The Hawks are feeling iffy enough about their corner depth that they reportedly brought in two guys — Crezdon Butler and Chimdi Checkwa – for workouts on Wednesday.

Simon and Burley are not expected to play. If Smith also cannot go, the Hawks would be down to DeShawn Shead behind starters Richard Sherman and Cary Williams. They also have two on the practice squad — Kevin Short and George Farmer.

Carroll said Burley will have surgery on his broken thumb Thursday “and we’ll find out what that means. There’s a chance that it’s a very quick recovery, so we’ll see how that goes. It depends on what happens in the surgery.”

As for Simon, who has been bothered by various injuries ever since the Seahawks drafted him in the fifth round in 2013, Carroll said, “Tharold Simon is not going to make it right now. We’re still working with his injuries. It’s still been an issue for us and for him.” It wouldn’t be surprising if the Seahawks ended up just placing him on injured reserve.

Injuries aside, the secondary (and the entire defense, for that matter) has another problem: It has not intercepted a pass yet this season.
“That eats at me,” Carroll said. “We’re extremely committed to getting the football and taking it away. But you’ve seen some games and some ways that people have thrown the ball at us to maintain their possession of it. We had a lot of quick throws last week from a very high-powered offense, and the week before they were very careful with the ball.”

Teams have learned the best way to beat Seattle’s defense is to dink and dunk down the field, using short passes to backs, tight ends and shallow-routed receivers. The Legion of Boom has proven it will not let teams get over the top, so they go underneath instead.

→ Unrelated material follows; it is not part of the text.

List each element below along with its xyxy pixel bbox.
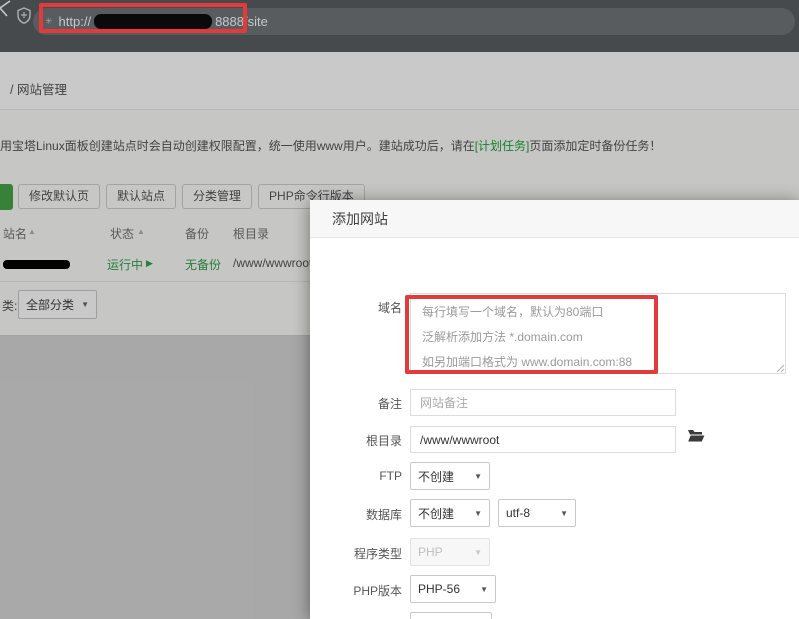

“We’ve taken the ball off people pretty consistently for years, so it’s a good way to try to nullify that factor,” Carroll said. “I think it’s a combination of stuff, but they’re going to come in bunches now though. It’s going to happen.”

Meanwhile, the undefeated Bengals lead the NFL in big passing plays. They have 15 of at least 25 yards and Andy Dalton leads the league at 10.2 yards per attempt.

But the Seahawks have Kam Chancellor, whose return has put the clamps on big plays by opponents. After yielding six pass plays of at least 25 yards in 60 throws over the first two games, the Seahawks have allowed one such pass play in 52 attempts with Chancellor back in the lineup. Most of those big plays started as short passes, so Chancellor obviously has done a good job of putting teammates in the right positions.

The silver lining to the cornerback injuries is that the full Legion of Boom will be there, and the Bengals figure to have a tougher time breaking big pass plays than they have had in wins against Oakland, San Diego, Baltimore and Kansas City.